Uma das funções que recebe controles mais finos é o que o Google chama Failed Authentication Lock: trata-se de um bloqueio automático que entra em ação após um número elevado de tentativas fracassadas de desbloqueio. Até agora isto era uma proteção geral; agora os usuários poderão ativar ou desativá-la através de um interruptor específico nos ajustes. Além disso, as penalizações temporárias foram endurecidos após múltiplas tentativas, o que torna mais lento e dispendioso para um ladrão tantear PINs, padrões ou senhas. Ao mesmo tempo, a empresa introduziu mecanismos para evitar bloqueios acidentais - por exemplo, por curiosos ou crianças - assegurando que certas tentativas repetidas não contem contra o limite de reintentos.
Outra melhoria importante amplia o Identity Check: este mecanismo exige autenticação biométrica quando são realizadas ações sensíveis fora de locais de confiança. A novidade é que agora protege automaticamente qualquer função ou aplicação que use o padrão Android Biometric Prompt, o que inclui o gestor de senhas do Google e aplicações bancárias de terceiros. Se você quiser consultar a documentação técnica sobre Biometric Prompt, o Google mantém uma página de referência para desenvolvedores. developer.android.com.
Para aqueles que perdem o telefone, Remote Lock - a ferramenta que permite bloquear um dispositivo a partir de qualquer navegador - incorpora agora a opção de pedir um desafio de segurança adicional antes de executar o bloqueio. Essa medida busca evitar que um terceiro mal-intencionado tente bloquear um dispositivo que não lhe pertence. A função de bloqueio remoto está acessível a partir android.com/lock, e complementa outros utilitários de recuperação como a conhecida página do Find My Device do Google.
O Google também decidiu testar configurações padrão em mercados concretos: no Brasil, os novos dispositivos ativados lá sairão com duas proteções orientadas para o roubo físico ativados por defeito. Uma detecta situações de “snatch-and-run” e bloqueia o dispositivo automaticamente; a outra permite o bloqueio remoto.

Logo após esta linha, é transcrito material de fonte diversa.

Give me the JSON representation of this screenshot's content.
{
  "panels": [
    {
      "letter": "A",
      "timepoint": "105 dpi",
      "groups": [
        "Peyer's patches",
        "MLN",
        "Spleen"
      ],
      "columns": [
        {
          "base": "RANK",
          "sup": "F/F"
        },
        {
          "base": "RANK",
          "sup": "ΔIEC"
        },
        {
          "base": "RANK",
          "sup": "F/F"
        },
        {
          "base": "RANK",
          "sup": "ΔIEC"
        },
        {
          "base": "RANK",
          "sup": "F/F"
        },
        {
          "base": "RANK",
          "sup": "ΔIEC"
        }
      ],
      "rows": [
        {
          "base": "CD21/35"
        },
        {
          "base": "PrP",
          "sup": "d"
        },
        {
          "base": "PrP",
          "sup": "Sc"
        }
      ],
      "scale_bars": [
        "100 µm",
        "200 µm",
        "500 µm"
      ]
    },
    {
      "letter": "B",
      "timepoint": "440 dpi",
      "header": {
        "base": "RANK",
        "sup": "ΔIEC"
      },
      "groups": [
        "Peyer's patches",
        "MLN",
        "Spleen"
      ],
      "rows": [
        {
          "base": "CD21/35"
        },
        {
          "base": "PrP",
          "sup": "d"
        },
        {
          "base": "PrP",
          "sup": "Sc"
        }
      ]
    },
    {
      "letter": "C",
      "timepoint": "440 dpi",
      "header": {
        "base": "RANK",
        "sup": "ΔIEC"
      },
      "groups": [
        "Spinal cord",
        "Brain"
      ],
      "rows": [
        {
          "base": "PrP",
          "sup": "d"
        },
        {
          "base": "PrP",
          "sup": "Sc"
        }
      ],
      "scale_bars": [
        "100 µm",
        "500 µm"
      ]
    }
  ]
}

É um sinal de que os fabricantes e serviços podem ajustar medidas segundo riscos locais e hábitos de uso.
Quanto à compatibilidade, as ferramentas de recuperação que facilitam a localização e bloqueio remoto estão disponíveis para dispositivos com Android 10 ou superior. As proteções de autenticação mais avançadas, em vez disso, exigem Android 16 ou versões posteriores. Por isso, manter o sistema operacional actualizado continua a ser uma das recomendações-chave para aproveitar estas melhorias.

Estas atualizações somam-se a outras defesas que o Google tem sido mobilizado: por exemplo, em meses recentes, a proteção contra fraudes foi ampliada durante chamadas em certas aplicações financeiras nos Estados Unidos. São passos que, combinados, reduzem as vias de ataque ao telefone e ao dinheiro ou os dados que contém.
Se você tem um Android e você quer tirar partido dessas melhorias, o prático é verificar as opções de segurança em Ajustes, ativar bloqueios fortes (PIN longo ou senha) e biometria, e garantir que a função de bloqueio remoto está configurada e vinculada à sua conta. Igualmente importante é proteger a sua conta do Google com verificação em dois passos e rever as políticas de recuperação e bloqueio que acompanham o seu modelo concreto de telefone.
Em suma, as novas defesas do Android buscam converter o roubo de um telefone em uma operação com menos probabilidade de sucesso e mais custo para o atacante. São melhorias técnicas que, bem usadas pelas pessoas, podem marcar a diferença entre perder um dispositivo e evitar um dano muito maior. Para mais detalhes e para consultar as notas oficiais, veja a escrita da equipe de segurança Android no blog do Google aqui e a página Android sobre a versão 16 developer.android.com.